Growing up, we had a garden, which started as a project to earn a Brownie Girl Scout badge, but turned into a something much more elaborate with each passing year.

The garden was easy to maintain the first year, so it was fun. But then my dad got garden fever. During the winter, we flipped through seed catalogs, and he read and researched organic gardening (and subscribed to Organic Gardening magazine), studied seed varieties, compared fertilizing techniques and more. He brought in railroad crossties to build a huge U-shaped, raised garden bed, and began building a compost pile in the middle of the U.

I don’t remember where / when he got the dirt for the garden, but I sure remember some of the ingredients of the compost pile.

We lived on a lake and went fishing almost daily. We fished for food, not for sport, so we kept the freezer full of bream, crappie, stripe, bass, and catfish. If we caught them, we had to clean them, and all the fish remains went to the compost pile. Veggie scraps, too. Pop brought in manure at one point, but I think we all tried to forget that part.

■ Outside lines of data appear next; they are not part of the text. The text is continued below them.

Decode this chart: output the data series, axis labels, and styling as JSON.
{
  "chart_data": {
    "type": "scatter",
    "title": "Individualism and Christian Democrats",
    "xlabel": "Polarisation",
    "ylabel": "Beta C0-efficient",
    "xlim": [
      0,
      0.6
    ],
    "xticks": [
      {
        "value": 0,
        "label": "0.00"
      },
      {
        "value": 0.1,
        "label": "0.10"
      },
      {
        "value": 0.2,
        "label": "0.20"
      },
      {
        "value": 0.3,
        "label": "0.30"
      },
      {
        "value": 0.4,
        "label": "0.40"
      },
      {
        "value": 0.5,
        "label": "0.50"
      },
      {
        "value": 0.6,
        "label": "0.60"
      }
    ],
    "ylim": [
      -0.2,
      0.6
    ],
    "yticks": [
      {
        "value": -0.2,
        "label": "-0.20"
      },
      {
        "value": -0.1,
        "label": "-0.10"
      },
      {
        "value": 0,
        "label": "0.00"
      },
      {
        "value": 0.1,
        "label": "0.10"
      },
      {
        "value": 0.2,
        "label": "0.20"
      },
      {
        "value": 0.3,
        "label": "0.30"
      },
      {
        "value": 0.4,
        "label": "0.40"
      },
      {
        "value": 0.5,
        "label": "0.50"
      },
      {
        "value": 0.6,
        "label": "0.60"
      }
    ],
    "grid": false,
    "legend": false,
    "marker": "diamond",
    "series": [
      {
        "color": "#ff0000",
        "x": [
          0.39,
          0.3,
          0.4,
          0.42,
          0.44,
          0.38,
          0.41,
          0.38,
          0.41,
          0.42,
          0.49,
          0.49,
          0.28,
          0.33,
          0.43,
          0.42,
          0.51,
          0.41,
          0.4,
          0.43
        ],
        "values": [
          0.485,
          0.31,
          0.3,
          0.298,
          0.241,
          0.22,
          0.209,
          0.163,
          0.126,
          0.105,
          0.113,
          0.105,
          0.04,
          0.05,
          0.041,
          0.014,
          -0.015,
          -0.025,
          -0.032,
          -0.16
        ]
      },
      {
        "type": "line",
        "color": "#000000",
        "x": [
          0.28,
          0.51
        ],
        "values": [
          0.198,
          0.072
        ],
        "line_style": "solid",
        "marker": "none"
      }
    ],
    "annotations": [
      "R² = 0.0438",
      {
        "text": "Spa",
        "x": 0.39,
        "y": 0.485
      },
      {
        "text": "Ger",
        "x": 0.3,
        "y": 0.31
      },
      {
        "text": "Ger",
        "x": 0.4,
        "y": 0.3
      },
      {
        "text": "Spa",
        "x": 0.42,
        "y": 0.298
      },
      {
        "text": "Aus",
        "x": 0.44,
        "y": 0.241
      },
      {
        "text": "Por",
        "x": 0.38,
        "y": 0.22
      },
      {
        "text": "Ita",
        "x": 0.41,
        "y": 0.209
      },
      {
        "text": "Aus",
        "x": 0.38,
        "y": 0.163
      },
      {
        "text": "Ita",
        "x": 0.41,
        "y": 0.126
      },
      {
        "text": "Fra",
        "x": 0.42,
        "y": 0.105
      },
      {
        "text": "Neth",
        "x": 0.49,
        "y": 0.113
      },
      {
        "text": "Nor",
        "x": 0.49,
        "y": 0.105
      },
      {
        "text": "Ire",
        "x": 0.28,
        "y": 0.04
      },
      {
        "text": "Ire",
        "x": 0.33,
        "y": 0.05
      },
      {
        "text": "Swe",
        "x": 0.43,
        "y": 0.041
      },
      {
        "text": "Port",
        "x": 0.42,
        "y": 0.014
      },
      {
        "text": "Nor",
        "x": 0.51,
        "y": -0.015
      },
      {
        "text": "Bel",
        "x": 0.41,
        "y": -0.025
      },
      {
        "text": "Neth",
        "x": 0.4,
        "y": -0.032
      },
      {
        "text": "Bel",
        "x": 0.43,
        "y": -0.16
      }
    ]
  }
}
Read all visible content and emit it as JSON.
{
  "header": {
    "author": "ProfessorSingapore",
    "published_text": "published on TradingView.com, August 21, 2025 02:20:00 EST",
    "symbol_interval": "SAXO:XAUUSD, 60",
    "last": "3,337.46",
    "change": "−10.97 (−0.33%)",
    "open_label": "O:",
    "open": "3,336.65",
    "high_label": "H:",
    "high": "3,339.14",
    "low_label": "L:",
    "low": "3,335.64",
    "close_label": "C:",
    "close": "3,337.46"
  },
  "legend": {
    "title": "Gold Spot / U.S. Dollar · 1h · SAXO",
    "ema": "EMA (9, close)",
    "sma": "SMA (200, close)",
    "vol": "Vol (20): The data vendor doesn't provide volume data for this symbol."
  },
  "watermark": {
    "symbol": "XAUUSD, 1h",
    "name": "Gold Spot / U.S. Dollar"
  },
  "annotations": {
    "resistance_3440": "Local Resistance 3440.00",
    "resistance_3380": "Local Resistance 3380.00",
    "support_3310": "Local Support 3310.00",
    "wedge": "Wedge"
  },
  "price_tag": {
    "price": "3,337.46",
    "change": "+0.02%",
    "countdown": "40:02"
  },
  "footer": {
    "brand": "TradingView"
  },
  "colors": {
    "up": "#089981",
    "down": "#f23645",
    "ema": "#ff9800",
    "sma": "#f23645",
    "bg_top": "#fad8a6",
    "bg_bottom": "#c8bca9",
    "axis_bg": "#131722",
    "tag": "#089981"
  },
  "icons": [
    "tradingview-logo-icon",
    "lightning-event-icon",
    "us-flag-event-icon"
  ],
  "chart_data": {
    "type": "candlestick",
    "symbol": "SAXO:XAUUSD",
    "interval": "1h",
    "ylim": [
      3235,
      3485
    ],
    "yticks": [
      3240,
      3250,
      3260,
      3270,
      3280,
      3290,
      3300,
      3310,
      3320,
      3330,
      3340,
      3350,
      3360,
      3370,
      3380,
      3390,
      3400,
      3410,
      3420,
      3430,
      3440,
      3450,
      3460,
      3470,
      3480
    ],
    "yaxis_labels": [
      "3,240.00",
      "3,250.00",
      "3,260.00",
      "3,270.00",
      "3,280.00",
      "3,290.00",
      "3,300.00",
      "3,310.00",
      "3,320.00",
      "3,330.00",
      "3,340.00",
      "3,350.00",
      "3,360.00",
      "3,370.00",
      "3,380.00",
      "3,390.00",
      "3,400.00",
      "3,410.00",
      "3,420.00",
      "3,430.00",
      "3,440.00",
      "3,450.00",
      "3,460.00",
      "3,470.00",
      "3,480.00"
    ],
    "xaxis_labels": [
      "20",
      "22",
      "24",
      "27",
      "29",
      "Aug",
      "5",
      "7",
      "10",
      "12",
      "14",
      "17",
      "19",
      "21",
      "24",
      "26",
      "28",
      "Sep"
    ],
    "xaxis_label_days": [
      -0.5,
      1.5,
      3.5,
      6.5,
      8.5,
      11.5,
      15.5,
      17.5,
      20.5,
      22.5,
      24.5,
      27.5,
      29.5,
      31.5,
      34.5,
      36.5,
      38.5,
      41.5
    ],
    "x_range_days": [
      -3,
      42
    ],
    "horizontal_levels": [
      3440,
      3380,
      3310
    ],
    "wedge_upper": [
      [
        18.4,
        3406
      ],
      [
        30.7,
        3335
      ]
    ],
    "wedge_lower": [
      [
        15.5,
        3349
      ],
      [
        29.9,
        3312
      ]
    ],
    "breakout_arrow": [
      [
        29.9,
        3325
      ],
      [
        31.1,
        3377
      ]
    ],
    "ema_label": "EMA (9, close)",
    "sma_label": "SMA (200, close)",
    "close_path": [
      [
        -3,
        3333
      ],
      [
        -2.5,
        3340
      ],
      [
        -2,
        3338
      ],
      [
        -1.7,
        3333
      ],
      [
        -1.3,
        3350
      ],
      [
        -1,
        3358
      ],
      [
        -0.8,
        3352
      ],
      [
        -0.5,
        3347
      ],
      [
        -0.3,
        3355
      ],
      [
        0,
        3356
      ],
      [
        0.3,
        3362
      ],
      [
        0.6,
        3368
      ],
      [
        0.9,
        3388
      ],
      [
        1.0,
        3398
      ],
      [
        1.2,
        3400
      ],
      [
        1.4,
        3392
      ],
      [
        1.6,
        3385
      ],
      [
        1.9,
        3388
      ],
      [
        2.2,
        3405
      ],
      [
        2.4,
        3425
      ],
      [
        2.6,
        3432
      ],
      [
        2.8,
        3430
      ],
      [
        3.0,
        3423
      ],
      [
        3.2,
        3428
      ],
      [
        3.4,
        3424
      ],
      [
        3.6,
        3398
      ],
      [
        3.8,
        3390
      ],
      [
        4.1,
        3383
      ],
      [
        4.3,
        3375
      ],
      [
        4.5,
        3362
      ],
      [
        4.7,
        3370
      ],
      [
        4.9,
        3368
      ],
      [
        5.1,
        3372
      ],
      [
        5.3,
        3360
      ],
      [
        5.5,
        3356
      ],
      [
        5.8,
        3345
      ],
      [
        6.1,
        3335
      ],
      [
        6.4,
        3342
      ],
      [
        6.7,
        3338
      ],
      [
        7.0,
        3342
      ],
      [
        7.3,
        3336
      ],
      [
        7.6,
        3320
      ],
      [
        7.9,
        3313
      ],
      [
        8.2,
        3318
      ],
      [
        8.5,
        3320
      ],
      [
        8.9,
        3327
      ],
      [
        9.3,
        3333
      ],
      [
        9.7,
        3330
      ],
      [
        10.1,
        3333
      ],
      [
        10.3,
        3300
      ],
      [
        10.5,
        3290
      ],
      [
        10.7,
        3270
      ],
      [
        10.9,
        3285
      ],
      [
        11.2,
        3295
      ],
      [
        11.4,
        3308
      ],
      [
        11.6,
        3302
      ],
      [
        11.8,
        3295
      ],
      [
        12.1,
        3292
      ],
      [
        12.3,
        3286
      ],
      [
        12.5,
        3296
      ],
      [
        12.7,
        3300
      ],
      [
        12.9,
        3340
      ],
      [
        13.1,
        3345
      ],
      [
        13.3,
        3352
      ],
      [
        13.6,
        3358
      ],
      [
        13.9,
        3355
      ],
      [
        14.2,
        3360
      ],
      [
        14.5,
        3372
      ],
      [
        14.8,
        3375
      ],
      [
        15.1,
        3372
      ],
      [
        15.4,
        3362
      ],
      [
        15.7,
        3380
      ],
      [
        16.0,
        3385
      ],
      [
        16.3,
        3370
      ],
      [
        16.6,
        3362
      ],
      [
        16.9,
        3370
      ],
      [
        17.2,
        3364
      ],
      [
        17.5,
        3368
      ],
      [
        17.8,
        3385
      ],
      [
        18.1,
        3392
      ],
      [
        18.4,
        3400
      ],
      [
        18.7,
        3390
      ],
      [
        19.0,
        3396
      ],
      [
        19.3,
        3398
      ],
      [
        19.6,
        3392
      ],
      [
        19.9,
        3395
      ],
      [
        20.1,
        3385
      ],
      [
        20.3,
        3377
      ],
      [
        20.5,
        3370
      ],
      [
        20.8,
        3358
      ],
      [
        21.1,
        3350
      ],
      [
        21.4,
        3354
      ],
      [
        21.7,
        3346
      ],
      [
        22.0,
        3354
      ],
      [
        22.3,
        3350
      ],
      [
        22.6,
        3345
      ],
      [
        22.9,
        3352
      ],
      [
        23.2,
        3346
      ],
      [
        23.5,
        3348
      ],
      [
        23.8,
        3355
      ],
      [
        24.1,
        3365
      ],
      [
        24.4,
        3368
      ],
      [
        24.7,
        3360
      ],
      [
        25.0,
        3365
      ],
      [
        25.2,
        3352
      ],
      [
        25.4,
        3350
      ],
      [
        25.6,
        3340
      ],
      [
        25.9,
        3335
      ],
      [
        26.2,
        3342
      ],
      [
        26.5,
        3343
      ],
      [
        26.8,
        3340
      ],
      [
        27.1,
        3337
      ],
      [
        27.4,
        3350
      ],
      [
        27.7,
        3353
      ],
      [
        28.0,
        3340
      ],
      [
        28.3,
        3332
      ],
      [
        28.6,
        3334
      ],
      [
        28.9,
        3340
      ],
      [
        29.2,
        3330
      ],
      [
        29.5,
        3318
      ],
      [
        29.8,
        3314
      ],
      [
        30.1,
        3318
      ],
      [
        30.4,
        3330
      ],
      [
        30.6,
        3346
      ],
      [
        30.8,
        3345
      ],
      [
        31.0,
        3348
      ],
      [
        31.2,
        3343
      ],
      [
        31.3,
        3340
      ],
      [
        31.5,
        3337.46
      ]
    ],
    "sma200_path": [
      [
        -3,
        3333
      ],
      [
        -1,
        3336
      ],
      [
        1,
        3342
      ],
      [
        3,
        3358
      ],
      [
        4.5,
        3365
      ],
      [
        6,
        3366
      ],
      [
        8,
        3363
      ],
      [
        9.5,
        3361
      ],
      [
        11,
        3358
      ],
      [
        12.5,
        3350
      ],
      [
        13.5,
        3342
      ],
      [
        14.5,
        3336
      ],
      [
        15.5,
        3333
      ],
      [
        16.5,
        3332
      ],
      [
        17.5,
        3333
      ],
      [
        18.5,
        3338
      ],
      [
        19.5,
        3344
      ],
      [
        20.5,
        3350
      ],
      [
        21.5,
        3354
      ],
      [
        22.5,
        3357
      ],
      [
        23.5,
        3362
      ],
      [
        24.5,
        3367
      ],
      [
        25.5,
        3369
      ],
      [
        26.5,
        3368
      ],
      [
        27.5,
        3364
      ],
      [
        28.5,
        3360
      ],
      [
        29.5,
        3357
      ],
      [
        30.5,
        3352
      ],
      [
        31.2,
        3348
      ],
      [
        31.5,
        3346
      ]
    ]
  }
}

The day the seeds arrived was exciting, because of one particular package. All of the seeds, except in the one package, were “normal” seeds, which we’d seen and used before. But this one packet was onion seed tape and seemed so magical and fun. (And a lot less work than planting those tiny little seeds one-by-one.) Pop handed me the end of one tape, and told me to run to the end of the row and place it in the trench he’d made. We quickly pushed dirt on top, and the onions were done! Best invention ever, at least to kids itching to play.

Harvests were the best. We’d meet Pop in the garden after he got home from work, and we’d “have dinner” fresh off the plants and vines. Cucumbers, tomatoes, green beans, radishes, onions, squash. Eating raw corn straight from the stalk as we stood there in the summer heat with the rich soil under our bare feet was the finest gourmet meal we’d ever tasted. (At that age, our only gourmet meal, but still one of the very best decades later.) We ate tomatoes like apples, with juice running down our chins.

More hard work came with the harvest, from our garden and from local farmers. Early Saturday mornings, Mom would take the three of us kids and head to the farmer’s market where she’d buy cantaloupes (3 for $1 - I remember that because there were three of us kids!), and corn, tomatoes, cucumbers, and purple hull peas by the bushel. All summer, she prepped the freshest of fruits and vegetables to freeze, but also filled our cupboards with jams, jellies, pickles and other pickled vegetables like okra, and chow-chow (my very favorite.) Our winter meals were filled with all the goodness, and it took about that long for the purple stains to vanish from our hands.

These days, I have a small patio garden, but I still pour through the seed catalogs every winter. Harvests occasionally produce a gourmet meal - I grew green beans for the first time in a container this year! When the first two beans were ready, they went in our salad for dinner. Still gourmet dining at its finest.

Do you garden? What part of gardening is your favorite?